Patients with schizophrenia have impaired auditory processing that has been demonstrated by diminished P50 response to paired auditory stimuli in event-related potential (ERP) studies. Cerebral processing can also be studied with magnetoencephalography (MEG). With a whole-head MEG, which enables one to simultaneously measure brain activity in both hemispheres, we investigated whether early parallel auditory processing is impaired in schizophrenia. Sequences of tones were monaurally presented to schizophrenia patients and healthy controls in a passive condition, and the event-related magnetic fields were recorded simultaneously over both auditory cortices. The interhemispheric latency difference of the P50m, but not that of the N100m, was significantly shorter in the patient group in the right-ear but not in the left-ear stimulus condition. Further, the ipsilateral P50m was significantly earlier in schizophrenia patients in the right-ear condition. This result suggests that schizophrenia affects the consecutive preconscious auditory processing in a different manner.

Post-withdrawal changes in middle-latency auditory evoked potentials in abstinent human alcoholics.

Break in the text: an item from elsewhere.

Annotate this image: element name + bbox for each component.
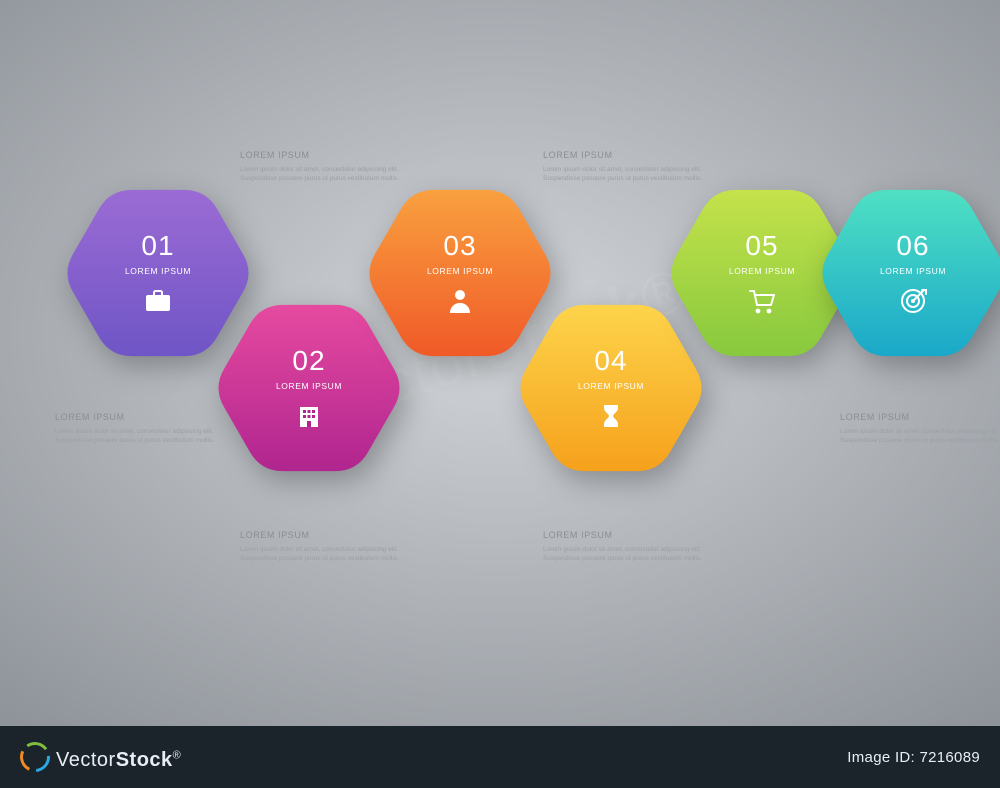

We investigated the effects of chronic alcoholism on middle-latency auditory evoked potentials (MAEP) in 14 male alcoholics with 1-6 weeks of abstinence (without other severe disorders) and 13 age-matched male social-drinker controls. The peak amplitude of a positive deflection (Pa) of the MAEP, peaking at about 30 ms post-stimulus, was significantly larger in the alcoholics than in the controls (P < 0.01), and notably, a significant negative correlation (r = -0.65) was observed between the Pa amplitude and duration of abstinence in the alcoholics. The present results suggest that the post-withdrawal brain hyperexcitability in the alcoholic brain, gradually recovering with abstinence, could be objectively and non-invasively studied with the MAEP.

Benzodiazepine temazepam suppresses the transient auditory 40-Hz response amplitude in humans.

To discern the role of the GABA(A) receptors in the generation and attentive modulation of the transient auditory 40-Hz response, the effects of the benzodiazepine temazepam (10 mg) were studied in 10 healthy social drinkers, using a double-blind placebo-controlled design. Three hundred Hertz standard and 330 Hz rare deviant tones were presented to the left, and 1000 Hz standards and 1100 Hz deviants to the right ear of the subjects. Subjects attended to a designated ear and were to detect deviants therein while ignoring tones to the other. Temazepam significantly suppressed the amplitude of the 40-Hz response, the effect being equal for attended and non-attended tone responses. This suggests involvement of GABA(A) receptors in transient auditory 40-Hz response generation, however, not in the attentive modulation of the 40-Hz response.